Thursday, March 25, 2010

The Help: A Review




Quite simply--I. Loved. It.

I really can't think of a thing I didn't like. I only wanted it to last longer. If you don't have time to read the rest of my review, just know it's worth your time to read this book. Go on. Read it.

And now, for the review--

One of my favorite things about reading is the chance it gives me to leave my own life behind--what is living, breathing reality to me--and experience the reality of another.

It's thrilling, actually. In a matter of minutes I zip into another world, another time, another country, and experience what I'd never experience if I lived a hundred times over. And as my fingers slide through the pages, my mind slides into the consciousness of another, and I am feeling, breathing, living that life--if for only a few hours.

Of course some writers capture me better than others. Some beckon me so strongly to that other world that I must force myself back to my own, scraping up the will power to WAIT. I don't want to miss my own life going on all around me, after all, even if that life is waiting for me in the form of dishes or laundry or bathrooms. Okay. Maybe not so much then.

Anyway, some books do their job so well that when the visit is over, my heart hurts a bit at the finality of "The End." It seems almost a tragedy not to have the characters--now my dear friends--step out of the book and into my life. For in the pages they seem so real. I LOVE it when that happens!

And no matter what my rational mind tells me. Those characters are real. So real I can hear them breathing.

The characters that most recently "breathed" for me are the three heroines of The Help, a touching story set in the south during the turbulent 1960s.

Eugenia "Skeeter" returns home to Jackson, Mississippi, after graduating from Ole Miss. She returns to her parents and her high-society friends but struggles to return to her old way of living and viewing life.

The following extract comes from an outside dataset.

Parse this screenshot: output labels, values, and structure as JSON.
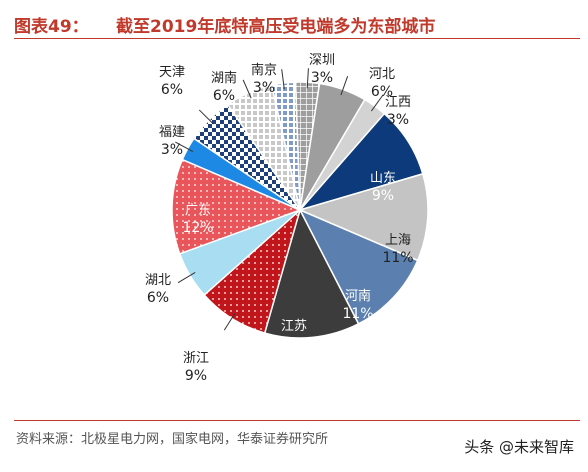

The black maid who raised her, and whom she loves dearly, is nowhere to be found, and mystery surrounds her departure. She starts to notice the hypocrisy and ugliness of her society in general and her own friends in particular.

Wise and regal Aibileen is a black maid who works in the home of Skeeter's friend, Elizabeth. She is raising her 17th white child. After years of service to wealthy white families, something inside her changes when her only son, Treelore, is killed in a terrible accident. She tells her story in an eloquent yet authentic dialect.

Minny is Aibileen's best friend and mother to many of her own children. She is sassy and strong, but her tongue has gotten her into trouble, and she finds herself fired, yet again.

Together these three women embark on a dangerous journey of "what if." What if, in a world where people seem frantic to hold on to the ugliness and injustices of the past, things could change?

From a 21st century perspective, it's almost appalling to believe that just a short time ago things were in such need of changing. My own visit in this particular "life" sent me swinging from relief that things are not like that anymore to horror that it was ever that bad.

And yes, I paid attention in history class. I learned about the civil rights movement. And I love it every year when my kids come home and tell me what they've learned about Martin Luther King or Rosa Parks. But there is something different--something life-giving--to the experience when you read about it in fiction.

Does fiction make it truer? More real? I wonder, sometimes. This particular portion of history is truer for me now than it has ever been before.

The Help is told masterfully, alternating from the perspectives of each of these women. I loved the authenticity of their voices--each different and each a treasure of humor, sorrow, wisdom, and individual growth. The relationship of Aibileen and her "17th child," Mae Mobley, is reason enough to read the book, but there are so many others.

Quite simply I loved it. And you're so lucky if you still have this journey ahead of you. My advice--take it soon.

1 comment:

  1. I love how you put into words exactly how I feel. That book was amazing. One of the best books I think I have ever read. I loved the way you put everything--described how I was feeling in a way I couldn't. Thank you!